Hidayatullah.com—Jerman, Prancis dan Italia sepakat tidak akan merundingkan hubungan masa depan dengan Inggris, kecuali kerajaan itu telah secara formal memasukkan permohonannya keluar dari keanggotaan Uni Eropa.
“Tidak akan ada pembicaraan informal maupun formal terkait keluarnya Inggris sampai ada aplikasi yang diajukan untuk meninggalkan Uni Eropa,” kata Kanselir Jerman Angela Merkel seperti dikutip Deutsche Welle Senin (27/6/2016).
Sebagaimana diketahui, Perdana Menteri Inggris David Cameron, yang ingin Inggris tetap menjadi bagian dari UE, hari Jumat (24/6/2016) mengumumkan akan mengundurkan diri, menyusul referendum tanggal 23 yang menghasilkan keinginan rakyat agar Inggris keluar dari blok kerja sama ekonomi terbesar di dunia itu.

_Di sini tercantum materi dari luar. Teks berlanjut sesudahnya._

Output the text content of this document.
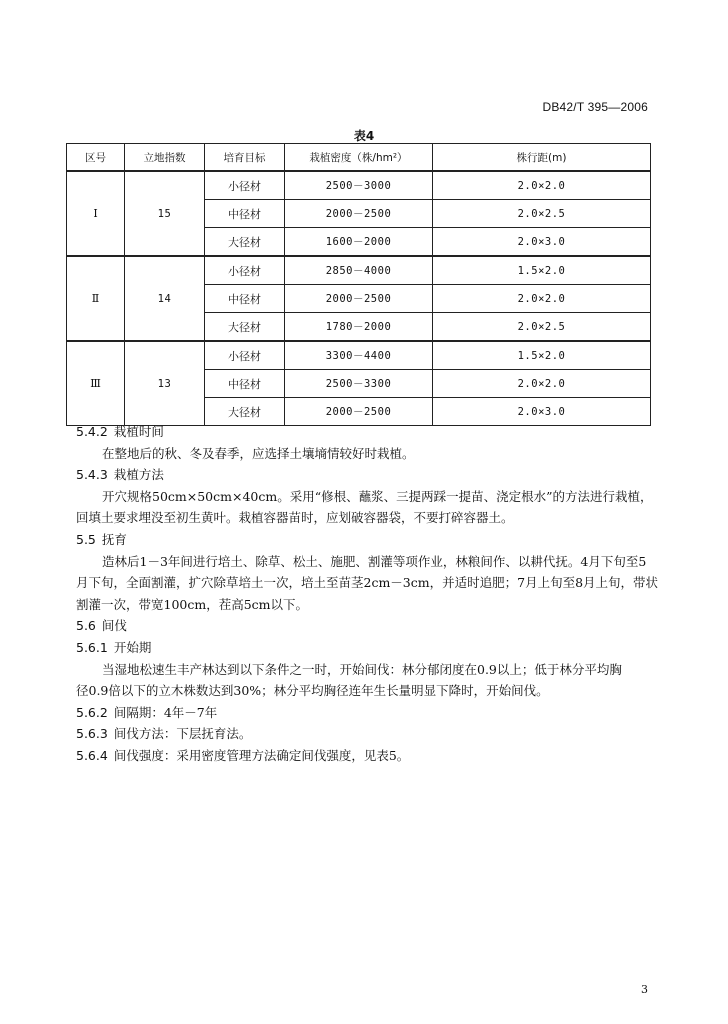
DB42/T 395—2006
表4
区号	立地指数	培育目标	栽植密度（株/hm²）	株行距(m)
Ⅰ	15	小径材	2500－3000	2.0×2.0
		中径材	2000－2500	2.0×2.5
		大径材	1600－2000	2.0×3.0
Ⅱ	14	小径材	2850－4000	1.5×2.0
		中径材	2000－2500	2.0×2.0
		大径材	1780－2000	2.0×2.5
Ⅲ	13	小径材	3300－4400	1.5×2.0
		中径材	2500－3300	2.0×2.0
		大径材	2000－2500	2.0×3.0
5.4.2 栽植时间
在整地后的秋、冬及春季，应选择土壤墒情较好时栽植。
5.4.3 栽植方法
开穴规格50cm×50cm×40cm。采用“修根、蘸浆、三提两踩一提苗、浇定根水”的方法进行栽植，
回填土要求埋没至初生黄叶。栽植容器苗时，应划破容器袋，不要打碎容器土。
5.5 抚育
造林后1－3年间进行培土、除草、松土、施肥、割灌等项作业，林粮间作、以耕代抚。4月下旬至5
月下旬，全面割灌，扩穴除草培土一次，培土至苗茎2cm－3cm，并适时追肥；7月上旬至8月上旬，带状
割灌一次，带宽100cm，茬高5cm以下。
5.6 间伐
5.6.1 开始期
当湿地松速生丰产林达到以下条件之一时，开始间伐：林分郁闭度在0.9以上；低于林分平均胸
径0.9倍以下的立木株数达到30%；林分平均胸径连年生长量明显下降时，开始间伐。
5.6.2 间隔期：4年－7年
5.6.3 间伐方法：下层抚育法。
5.6.4 间伐强度：采用密度管理方法确定间伐强度，见表5。
3
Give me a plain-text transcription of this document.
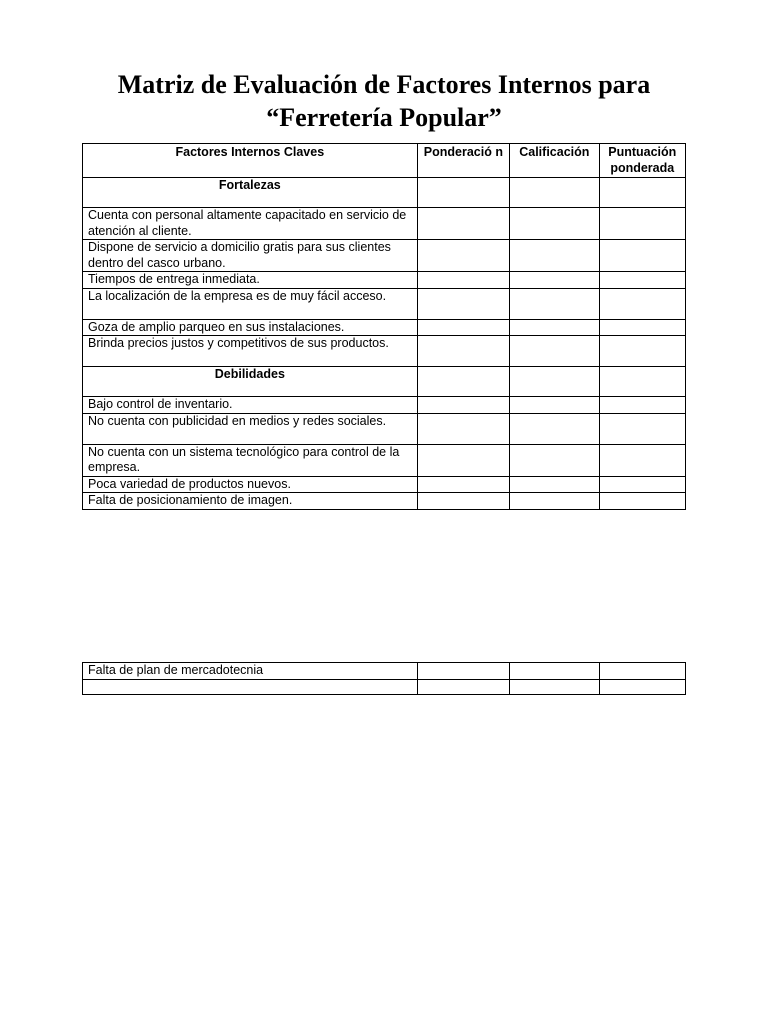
Matriz de Evaluación de Factores Internos para
“Ferretería Popular”
Factores Internos Claves	Ponderació n	Calificación	Puntuación ponderada
Fortalezas			
Cuenta con personal altamente capacitado en servicio de atención al cliente.			
Dispone de servicio a domicilio gratis para sus clientes dentro del casco urbano.			
Tiempos de entrega inmediata.			
La localización de la empresa es de muy fácil acceso.			
Goza de amplio parqueo en sus instalaciones.			
Brinda precios justos y competitivos de sus productos.			
Debilidades			
Bajo control de inventario.			
No cuenta con publicidad en medios y redes sociales.			
No cuenta con un sistema tecnológico para control de la empresa.			
Poca variedad de productos nuevos.			
Falta de posicionamiento de imagen.			
Falta de plan de mercadotecnia			
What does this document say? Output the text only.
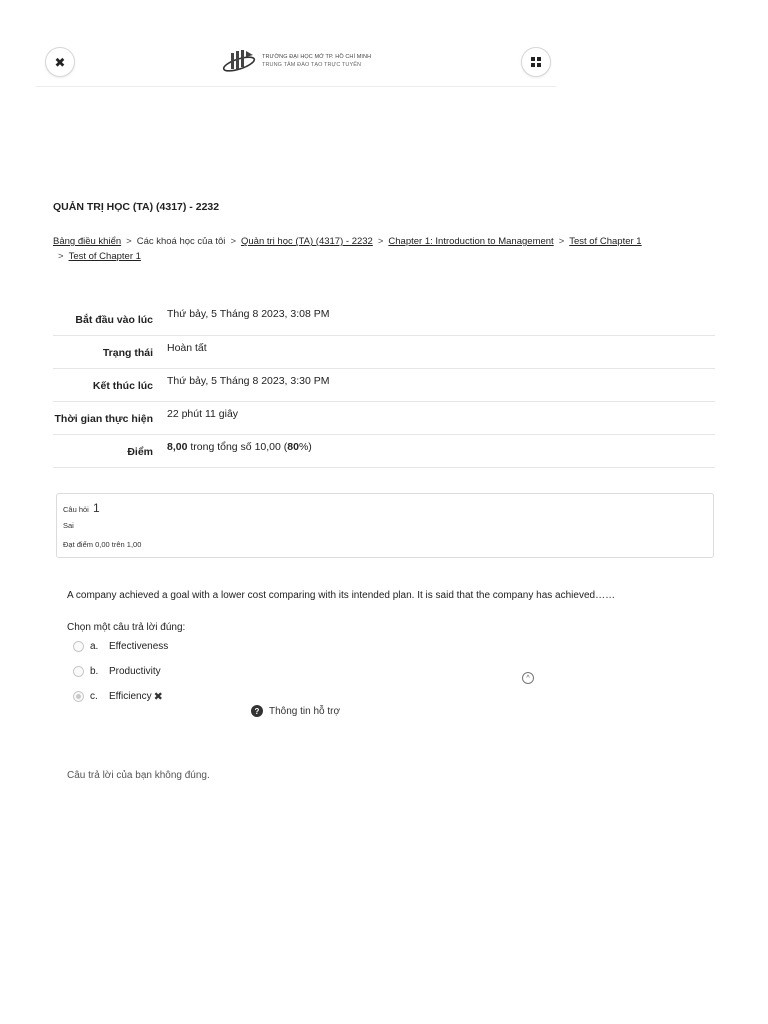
✖	TRƯỜNG ĐẠI HỌC MỞ TP. HỒ CHÍ MINH
TRUNG TÂM ĐÀO TẠO TRỰC TUYẾN
QUẢN TRỊ HỌC (TA) (4317) - 2232
Bảng điều khiển > Các khoá học của tôi > Quản trị học (TA) (4317) - 2232 > Chapter 1: Introduction to Management > Test of Chapter 1
> Test of Chapter 1
Bắt đầu vào lúc	Thứ bảy, 5 Tháng 8 2023, 3:08 PM
Trạng thái	Hoàn tất
Kết thúc lúc	Thứ bảy, 5 Tháng 8 2023, 3:30 PM
Thời gian thực hiện	22 phút 11 giây
Điểm	8,00 trong tổng số 10,00 (80%)
Câu hỏi 1
Sai
Đạt điểm 0,00 trên 1,00
A company achieved a goal with a lower cost comparing with its intended plan. It is said that the company has achieved……
Chọn một câu trả lời đúng:
a.	Effectiveness
b.	Productivity
c.	Efficiency ✖
^
? Thông tin hỗ trợ
Câu trả lời của bạn không đúng.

Baca berita sebelumnya: Rakyat Memilih Inggris Keluar dari Uni Eropa, PM Cameron Segera Mundur
Pascareferendum Brexit Kabinet Inggris Tidak Berubah
Serangan Rasis Marak Pascareferendum Brexit
Hari Senin (27/6/2016) Cameron di hadapan para anggota parlemen Inggris mengatakan bahwa Inggris tidak akan mengimplementasikan “Article 50” pada masa pemerintahannya yang tersisa, sebab menurutnya negara harus memastikan dulu hubungan seperti apa yang diinginkan dengan Uni Eropa.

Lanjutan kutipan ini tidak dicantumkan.